On est donc ici au cœur du nœud dramatique : les projets de mariage d'Arnolphe sont remis en questions, Agnès n'est pas la jeune-fille sotte qu'il pensait.
Le texte prend la forme d'un monologue : ce qui permet de rendre compte de l'entrevue d'Agnès et Arnolphe en évitant une scène qui ralentirait l'action, ce qui permet encore d'accéder aux pensées véritables d'Arnolphe, puisque le monologue est le discours de la sincérité par excellence (on découvre ainsi un Arnolphe fragile, malheureux, jaloux…, qui tend à s'humaniser).

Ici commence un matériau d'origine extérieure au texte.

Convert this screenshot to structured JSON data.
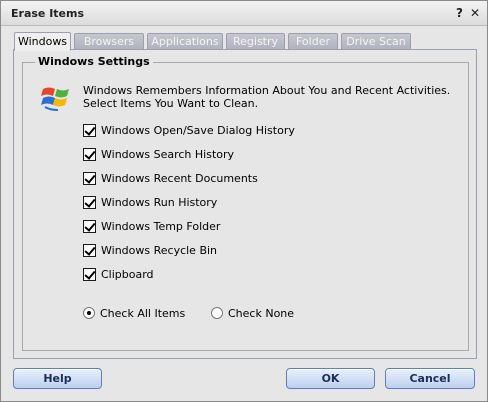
{
  "window": {
    "title": "Erase Items",
    "help_glyph": "?",
    "close_glyph": "✕"
  },
  "tabs": [
    {
      "label": "Windows",
      "active": true
    },
    {
      "label": "Browsers",
      "active": false
    },
    {
      "label": "Applications",
      "active": false
    },
    {
      "label": "Registry",
      "active": false
    },
    {
      "label": "Folder",
      "active": false
    },
    {
      "label": "Drive Scan",
      "active": false
    }
  ],
  "group": {
    "title": "Windows Settings",
    "icon": "windows-logo-icon",
    "description_line1": "Windows Remembers Information About You and Recent Activities.",
    "description_line2": "Select Items You Want to Clean."
  },
  "items": [
    {
      "label": "Windows Open/Save Dialog History",
      "checked": true
    },
    {
      "label": "Windows Search History",
      "checked": true
    },
    {
      "label": "Windows Recent Documents",
      "checked": true
    },
    {
      "label": "Windows Run History",
      "checked": true
    },
    {
      "label": "Windows Temp Folder",
      "checked": true
    },
    {
      "label": "Windows Recycle Bin",
      "checked": true
    },
    {
      "label": "Clipboard",
      "checked": true
    }
  ],
  "selection": {
    "check_all_label": "Check All Items",
    "check_none_label": "Check None",
    "selected": "check_all"
  },
  "buttons": {
    "help": "Help",
    "ok": "OK",
    "cancel": "Cancel"
  },
  "colors": {
    "button_border": "#5d7fbf",
    "inactive_tab": "#aeb2bd",
    "window_bg": "#e6e6e6"
  }
}
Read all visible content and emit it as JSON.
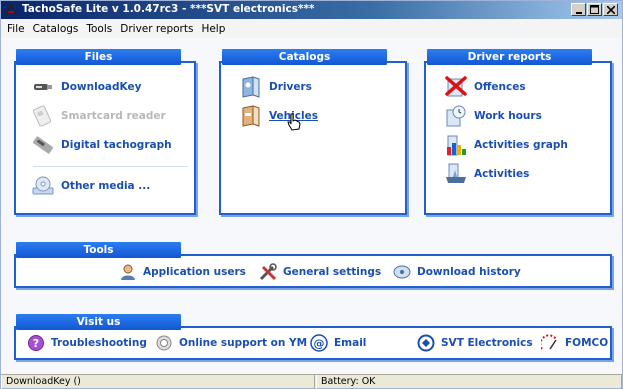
{
  "window": {
    "title": "TachoSafe Lite v 1.0.47rc3 - ***SVT electronics***"
  },
  "menu": [
    "File",
    "Catalogs",
    "Tools",
    "Driver reports",
    "Help"
  ],
  "files": {
    "tab": "Files",
    "items": [
      {
        "label": "DownloadKey",
        "icon": "usb-key-icon",
        "state": "enabled"
      },
      {
        "label": "Smartcard reader",
        "icon": "smartcard-reader-icon",
        "state": "disabled"
      },
      {
        "label": "Digital tachograph",
        "icon": "tachograph-icon",
        "state": "enabled"
      },
      {
        "label": "Other media ...",
        "icon": "cd-drive-icon",
        "state": "enabled"
      }
    ]
  },
  "catalogs": {
    "tab": "Catalogs",
    "items": [
      {
        "label": "Drivers",
        "icon": "drivers-book-icon"
      },
      {
        "label": "Vehicles",
        "icon": "vehicles-book-icon"
      }
    ]
  },
  "driver_reports": {
    "tab": "Driver reports",
    "items": [
      {
        "label": "Offences",
        "icon": "offences-icon"
      },
      {
        "label": "Work hours",
        "icon": "work-hours-icon"
      },
      {
        "label": "Activities graph",
        "icon": "activities-graph-icon"
      },
      {
        "label": "Activities",
        "icon": "activities-icon"
      }
    ]
  },
  "tools": {
    "tab": "Tools",
    "items": [
      {
        "label": "Application users",
        "icon": "user-icon"
      },
      {
        "label": "General settings",
        "icon": "tools-icon"
      },
      {
        "label": "Download history",
        "icon": "history-icon"
      }
    ]
  },
  "visit": {
    "tab": "Visit us",
    "items": [
      {
        "label": "Troubleshooting",
        "icon": "help-icon"
      },
      {
        "label": "Online support on YM",
        "icon": "chat-icon"
      },
      {
        "label": "Email",
        "icon": "email-icon"
      },
      {
        "label": "SVT Electronics",
        "icon": "svt-logo-icon"
      },
      {
        "label": "FOMCO",
        "icon": "fomco-logo-icon"
      }
    ]
  },
  "status": {
    "left": "DownloadKey ()",
    "right": "Battery: OK"
  },
  "colors": {
    "accent": "#1f5fd0",
    "link": "#1a4fb0",
    "disabled": "#b8b8b8"
  }
}
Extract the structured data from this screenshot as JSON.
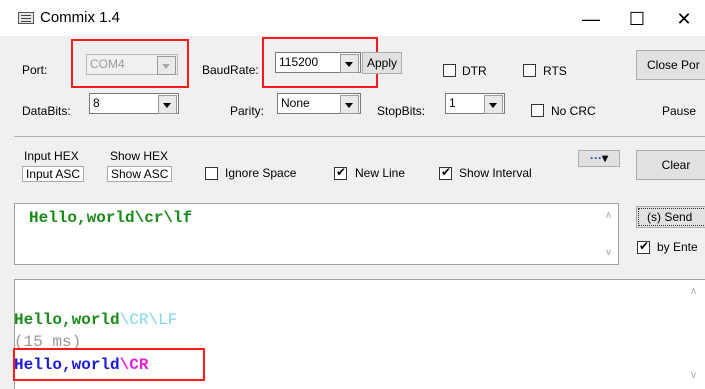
{
  "window": {
    "title": "Commix 1.4",
    "minimize": "—",
    "maximize": "☐",
    "close": "✕"
  },
  "port": {
    "label": "Port:",
    "value": "COM4"
  },
  "baud": {
    "label": "BaudRate:",
    "value": "115200",
    "apply": "Apply"
  },
  "dtr": {
    "label": "DTR",
    "checked": false
  },
  "rts": {
    "label": "RTS",
    "checked": false
  },
  "close_port": "Close Por",
  "databits": {
    "label": "DataBits:",
    "value": "8"
  },
  "parity": {
    "label": "Parity:",
    "value": "None"
  },
  "stopbits": {
    "label": "StopBits:",
    "value": "1"
  },
  "nocrc": {
    "label": "No CRC",
    "checked": false
  },
  "pause": "Pause",
  "input_mode": {
    "hex": "Input HEX",
    "asc": "Input ASC"
  },
  "show_mode": {
    "hex": "Show HEX",
    "asc": "Show ASC"
  },
  "ignore_space": {
    "label": "Ignore Space",
    "checked": false
  },
  "new_line": {
    "label": "New Line",
    "checked": true
  },
  "show_interval": {
    "label": "Show Interval",
    "checked": true
  },
  "more_btn": "···",
  "clear": "Clear",
  "send_box": {
    "text": "Hello,world\\cr\\lf"
  },
  "send_btn": "(s) Send",
  "by_enter": {
    "label": "by Ente",
    "checked": true
  },
  "output": {
    "line1": {
      "text": "Hello,world",
      "escape": "\\CR\\LF"
    },
    "interval": "(15 ms)",
    "line2": {
      "text": "Hello,world",
      "escape": "\\CR"
    }
  },
  "colors": {
    "accent_red": "#ff1a1a",
    "send_green": "#1a8a1a",
    "escape_cyan": "#7fd6e8",
    "escape_magenta": "#e020e0",
    "out_blue": "#1a1adc"
  }
}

1. Un discours délibératif (accepter ou non de perdre la face)
2. D'une rhétorique à l'autre : un éthos dominé/dominant
3. Un monologue semi-tragique

Extrait du document:

Agnès est à la fois le sujet du propos et en même temps, Arnolphe parle surtout de lui-même, travaille à se construire le portrait d'un père généreux et tendre. Dans cette démarche de valorisation de soi, et parce qu'il s'agit d'évoquer une époque où Agnès était totalement passive, la jeune femme se trouve de nouveau réduite à rien : elle est l'objet d'Arnolphe (cf. d'ailleurs, l'utilisation majoritaire de pronoms compléments d'objet : « je l'aurai fait passer », « cru la mitonner », « me la vienne enlever »), l'emploi d'une métaphore péjorative (« la mitonner pour moi »), la perception métonymique et parcellaire de l'Autre (« dirigé son éducation », bâtir sur « ses attraits naissants »).